最難得的是,他臉上所流露的滄桑、疲倦、竟與黑衣叔叔當年的沉默神情,沒有兩樣,彷彿,他和黑衣叔叔,都曾擁有相同的命運,都曾可以成為舉世矚目的英雄,到後來卻又不想成為英雄,悄然而退……
除了衣衫及髮絲之色一黑一白,稍有分別外.這名漢子與當年的黑衣叔叔,簡直像是同一個模子造出來似的,驟眼眺去,還以為是同一個人。
而最令步驚雲感到驚異的,還是這名白衣滄桑客的身上,隱然流露的無上氣勢,可能尋常人家、甚至那隴山四君子也無法感覺。
但身負摩訶無量的步驚雲,卻清楚感到,這漢子身上也同樣散發著黑衣叔叔那種一夫當關、萬夫莫敵的神話氣勢!
他更可肯定,適才在河內所殘留的無敵氣息,也是此人刻意留下,他在暗暗勸告想找他的人,別要騷擾早已隱退的他,別再找生不如死的他……
這根本絕不可能!步驚雲的心陡地涼了一截!勢難料到,這個世上,除了黑衣叔叔擁有那種沉默一如神話的落難英雄氣度,還有另一個與他相若的男人,可以流露相同的氣度,相同的武功氣勢!
也許唯一最大的分別是,黑衣叔叔猶如一個「淹沒」的沉默神話,眼前的漢子,卻嚴如一個「窮途潦倒」的沉默神話。

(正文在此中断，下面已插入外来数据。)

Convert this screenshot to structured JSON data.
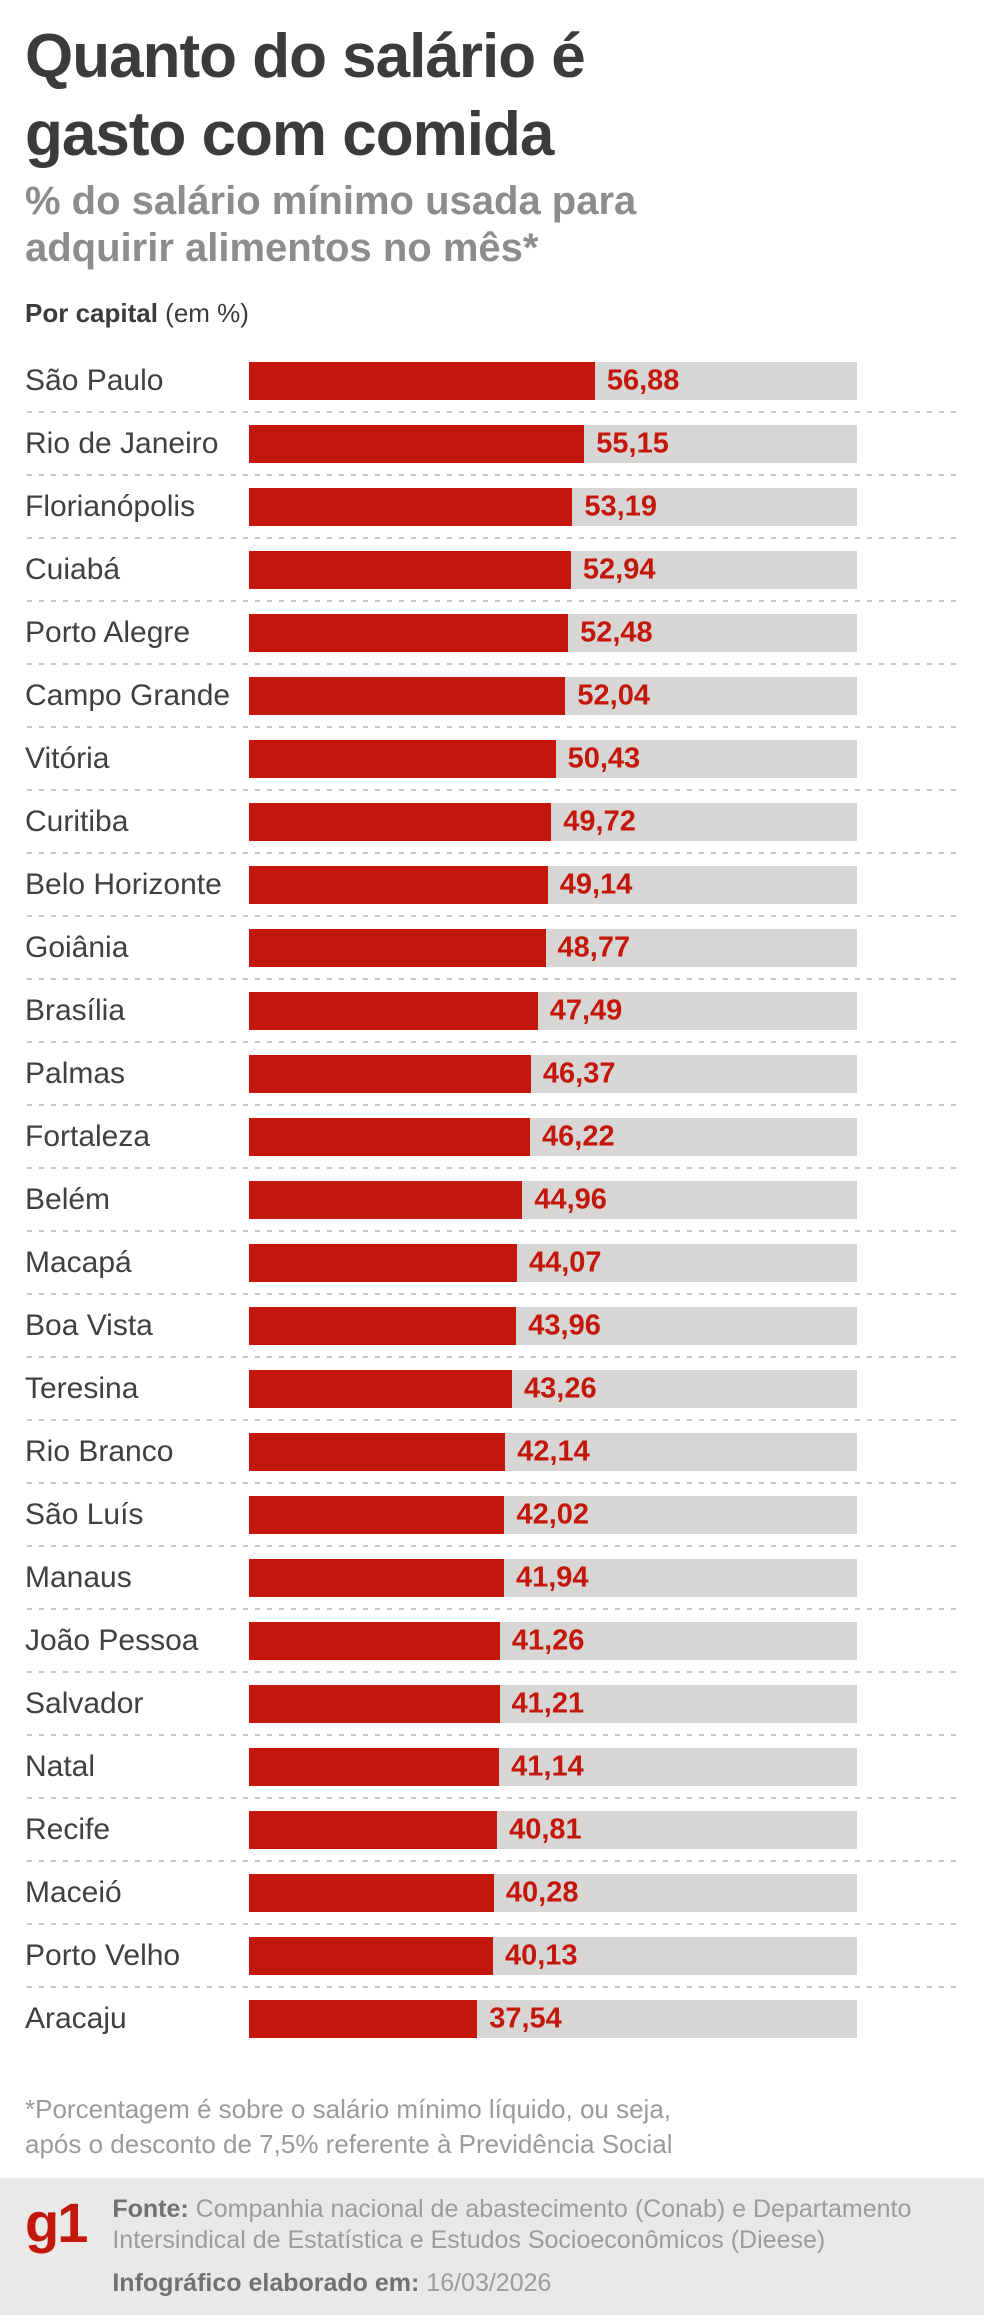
{
  "header": {
    "title_line1": "Quanto do salário é",
    "title_line2": "gasto com comida",
    "subtitle_line1": "% do salário mínimo usada para",
    "subtitle_line2": "adquirir alimentos no mês*",
    "unit_label_bold": "Por capital",
    "unit_label_rest": " (em %)"
  },
  "chart_data": {
    "type": "bar",
    "orientation": "horizontal",
    "title": "Quanto do salário é gasto com comida",
    "subtitle": "% do salário mínimo usada para adquirir alimentos no mês*",
    "unit": "Por capital (em %)",
    "xlim": [
      0,
      100
    ],
    "grid": false,
    "legend": false,
    "bar_color": "#c4170c",
    "track_color": "#d8d6d4",
    "value_label_color": "#c4170c",
    "categories": [
      "São Paulo",
      "Rio de Janeiro",
      "Florianópolis",
      "Cuiabá",
      "Porto Alegre",
      "Campo Grande",
      "Vitória",
      "Curitiba",
      "Belo Horizonte",
      "Goiânia",
      "Brasília",
      "Palmas",
      "Fortaleza",
      "Belém",
      "Macapá",
      "Boa Vista",
      "Teresina",
      "Rio Branco",
      "São Luís",
      "Manaus",
      "João Pessoa",
      "Salvador",
      "Natal",
      "Recife",
      "Maceió",
      "Porto Velho",
      "Aracaju"
    ],
    "values": [
      56.88,
      55.15,
      53.19,
      52.94,
      52.48,
      52.04,
      50.43,
      49.72,
      49.14,
      48.77,
      47.49,
      46.37,
      46.22,
      44.96,
      44.07,
      43.96,
      43.26,
      42.14,
      42.02,
      41.94,
      41.26,
      41.21,
      41.14,
      40.81,
      40.28,
      40.13,
      37.54
    ],
    "value_labels": [
      "56,88",
      "55,15",
      "53,19",
      "52,94",
      "52,48",
      "52,04",
      "50,43",
      "49,72",
      "49,14",
      "48,77",
      "47,49",
      "46,37",
      "46,22",
      "44,96",
      "44,07",
      "43,96",
      "43,26",
      "42,14",
      "42,02",
      "41,94",
      "41,26",
      "41,21",
      "41,14",
      "40,81",
      "40,28",
      "40,13",
      "37,54"
    ]
  },
  "footnote": {
    "line1": "*Porcentagem é sobre o salário mínimo líquido, ou seja,",
    "line2": "após o desconto de 7,5% referente à Previdência Social"
  },
  "footer": {
    "logo": "g1",
    "source_label": "Fonte:",
    "source_text": " Companhia nacional de abastecimento (Conab) e Departamento Intersindical de Estatística e Estudos Socioeconômicos (Dieese)",
    "elaborated_label": "Infográfico elaborado em:",
    "elaborated_date": " 16/03/2026"
  },
  "colors": {
    "accent_red": "#c4170c",
    "track_gray": "#d8d6d4",
    "footer_band": "#eae9e7",
    "title_text": "#3b3b3b",
    "subtitle_text": "#8d8c8b",
    "muted_text": "#9c9b9a"
  }
}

是的!他真的十分潦倒!瞧他臉上滿是鬍渣,白色的衣衫不但浸塵,且還相當破爛,可見生活已是捉襟見肘,難怪他手中拿著一個殘舊胡琴,適才口裡還在輕吟輕嘆著那段什麼「英雄、應雄」故事的章目,顯見十成也是前來此茶室一邊操琴,一邊訴說江湖故事,他是來賣藝的。
但那胡琴……
他手中的胡琴雖然著似水流年前變得「年老色衰」、殘舊非常,卻並無半分破爛,可見他這些年來何等珍惜這古舊的胡琴,猶如在珍惜一個曾與他患難與共、生死與共的好兄弟、好知己一樣……
不錯!茫茫人海漫無起點終點,又有誰願與落泊人一起風雨趕路?又有什麼才是真正的永恆?
也許最重要的,也僅是親情、愛情……
友情。
而那胡琴,卻是一個他今生今世最重視的知己,不!最重視的好兄弟所贈,故他才珍之重之。
儘管步驚雲知悉來人並非黑衣叔叔,微感失望,然而一旁在虎視眈眈的隴山四君子,卻絕對並沒失望。
他們從沒親眼見過那個曾一劍力敵十大門派的武林神話,只是從不少江湖前輩口中,得知那人一身散發,一身長衣,而且喜操胡琴,如今這名白衣漢子乍然出現,氣度雖潦倒卻奇特,更是今四君子無從置疑,十分肯定眼前人正是當年人,劍,已隨時待發!
甚至聶風,亦絕對沒有失望!眼前漢子,與當年他所想像的鬼虎叔叔主人之外貌,完全吻合,更何況,他還會操當年雪地上相同的胡琴曲調,他的身上,也隱隱然散發著一股神話色彩……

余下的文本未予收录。